Objectives: The vascular depression hypothesis posits that cerebrovascular burden contributes to the development of depression symptoms in late life. Building on work that suggests that vascular depression is a prodrome for frailty, this paper tests a theoretical framework that vascular depression symptoms are an early marker of a broader pattern of decline characterized by more frailty symptoms and shortened lifespan, and that vascular depression symptoms predict mortality through frailty.
Methods: The sample was drawn from the Health and Retirement Study and included 1361 stroke-free women over the age of 80. Data were included from six biannual waves from 1998 to 2008 (waves 4-9). A vascular depression symptomatology variable was based on Center for Epidemiological Studies Depression Scale (CES-D) scores and number of cerebrovascular risk factors (hypertension, diabetes, cardiac disease, and smoking). Frailty was measured based on wasting, slowness, weakness, fatigue, and falls. Vascular depression and frailty symptoms were modeled using slope and intercept terms. Mortality was modeled using a discrete-time survival term.

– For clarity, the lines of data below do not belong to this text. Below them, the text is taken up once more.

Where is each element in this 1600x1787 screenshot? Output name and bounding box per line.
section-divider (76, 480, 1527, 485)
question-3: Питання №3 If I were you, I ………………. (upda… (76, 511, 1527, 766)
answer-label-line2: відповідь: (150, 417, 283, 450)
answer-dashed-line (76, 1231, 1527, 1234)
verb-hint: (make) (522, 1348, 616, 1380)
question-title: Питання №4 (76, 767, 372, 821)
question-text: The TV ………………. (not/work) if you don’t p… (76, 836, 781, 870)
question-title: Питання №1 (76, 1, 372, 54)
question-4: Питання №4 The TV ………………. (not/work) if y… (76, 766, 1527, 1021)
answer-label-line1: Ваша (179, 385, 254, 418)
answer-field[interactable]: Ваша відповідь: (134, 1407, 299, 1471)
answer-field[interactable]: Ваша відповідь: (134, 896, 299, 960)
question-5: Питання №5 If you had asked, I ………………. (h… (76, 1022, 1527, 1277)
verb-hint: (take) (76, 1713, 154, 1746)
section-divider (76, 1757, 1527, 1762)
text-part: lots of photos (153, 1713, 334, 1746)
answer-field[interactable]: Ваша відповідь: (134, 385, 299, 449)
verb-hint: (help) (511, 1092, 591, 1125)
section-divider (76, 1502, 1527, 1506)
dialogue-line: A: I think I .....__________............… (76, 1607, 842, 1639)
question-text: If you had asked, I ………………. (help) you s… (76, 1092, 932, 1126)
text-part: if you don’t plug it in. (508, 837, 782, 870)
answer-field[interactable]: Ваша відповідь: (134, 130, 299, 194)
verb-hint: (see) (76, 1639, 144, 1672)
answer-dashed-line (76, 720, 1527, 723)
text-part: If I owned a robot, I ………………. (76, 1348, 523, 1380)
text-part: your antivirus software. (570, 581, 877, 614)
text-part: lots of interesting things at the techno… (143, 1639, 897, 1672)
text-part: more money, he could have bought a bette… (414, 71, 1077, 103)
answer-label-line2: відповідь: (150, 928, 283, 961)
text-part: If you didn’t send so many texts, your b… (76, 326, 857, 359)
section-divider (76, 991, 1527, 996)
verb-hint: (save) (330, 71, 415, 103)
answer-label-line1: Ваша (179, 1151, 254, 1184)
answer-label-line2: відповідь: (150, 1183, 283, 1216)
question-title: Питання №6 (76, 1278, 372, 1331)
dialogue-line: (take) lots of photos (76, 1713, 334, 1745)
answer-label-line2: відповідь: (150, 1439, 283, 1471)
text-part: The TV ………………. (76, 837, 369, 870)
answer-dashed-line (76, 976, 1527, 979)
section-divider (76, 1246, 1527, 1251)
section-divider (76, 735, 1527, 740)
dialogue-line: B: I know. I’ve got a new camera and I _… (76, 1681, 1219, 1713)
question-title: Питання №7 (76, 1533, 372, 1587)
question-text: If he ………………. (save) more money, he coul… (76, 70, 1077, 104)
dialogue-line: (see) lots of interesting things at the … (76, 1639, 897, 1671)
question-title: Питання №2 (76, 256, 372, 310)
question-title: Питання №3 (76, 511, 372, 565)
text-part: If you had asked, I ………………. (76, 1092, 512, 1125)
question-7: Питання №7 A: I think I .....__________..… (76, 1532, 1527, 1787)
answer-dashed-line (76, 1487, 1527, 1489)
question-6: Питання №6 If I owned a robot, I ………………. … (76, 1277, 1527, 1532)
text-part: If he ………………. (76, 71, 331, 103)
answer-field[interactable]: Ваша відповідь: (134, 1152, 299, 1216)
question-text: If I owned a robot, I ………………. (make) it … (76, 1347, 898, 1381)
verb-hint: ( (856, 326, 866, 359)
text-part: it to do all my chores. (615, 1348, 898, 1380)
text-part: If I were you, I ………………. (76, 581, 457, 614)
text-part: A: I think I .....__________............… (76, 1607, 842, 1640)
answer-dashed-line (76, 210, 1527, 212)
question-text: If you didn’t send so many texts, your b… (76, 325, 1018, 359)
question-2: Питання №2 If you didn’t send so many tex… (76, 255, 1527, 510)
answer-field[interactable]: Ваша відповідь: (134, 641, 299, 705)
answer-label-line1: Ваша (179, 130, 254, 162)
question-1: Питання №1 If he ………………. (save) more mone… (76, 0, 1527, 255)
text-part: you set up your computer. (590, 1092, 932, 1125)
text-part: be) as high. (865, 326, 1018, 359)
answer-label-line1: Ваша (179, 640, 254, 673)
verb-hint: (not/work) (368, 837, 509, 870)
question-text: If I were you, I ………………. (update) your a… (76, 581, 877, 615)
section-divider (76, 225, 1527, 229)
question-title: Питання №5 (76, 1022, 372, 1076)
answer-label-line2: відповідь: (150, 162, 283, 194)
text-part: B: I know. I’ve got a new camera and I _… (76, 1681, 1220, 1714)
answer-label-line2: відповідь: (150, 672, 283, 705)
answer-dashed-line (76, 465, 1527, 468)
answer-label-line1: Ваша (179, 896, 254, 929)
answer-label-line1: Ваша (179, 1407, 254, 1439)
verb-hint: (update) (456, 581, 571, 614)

Results: The data supported the proposed model (RMSEA = 0.051; CFI = 0.971; X² = 234.84, p < 0.001). Higher vascular depression symptom slope and intercept scores significantly predicted higher frailty slope and intercept scores, respectively. Frailty intercept scores significantly predicted mortality. The vascular depression symptoms indirectly predicted mortality through frailty symptoms. A second model testing the competing hypothesis - that frailty symptoms lead to vascular depression symptoms and indirectly to mortality - was not supported by the data.
Conclusions: Results suggest that vascular depression symptoms are associated with a clinical trajectory that includes greater frailty and shortened remaining lifespan.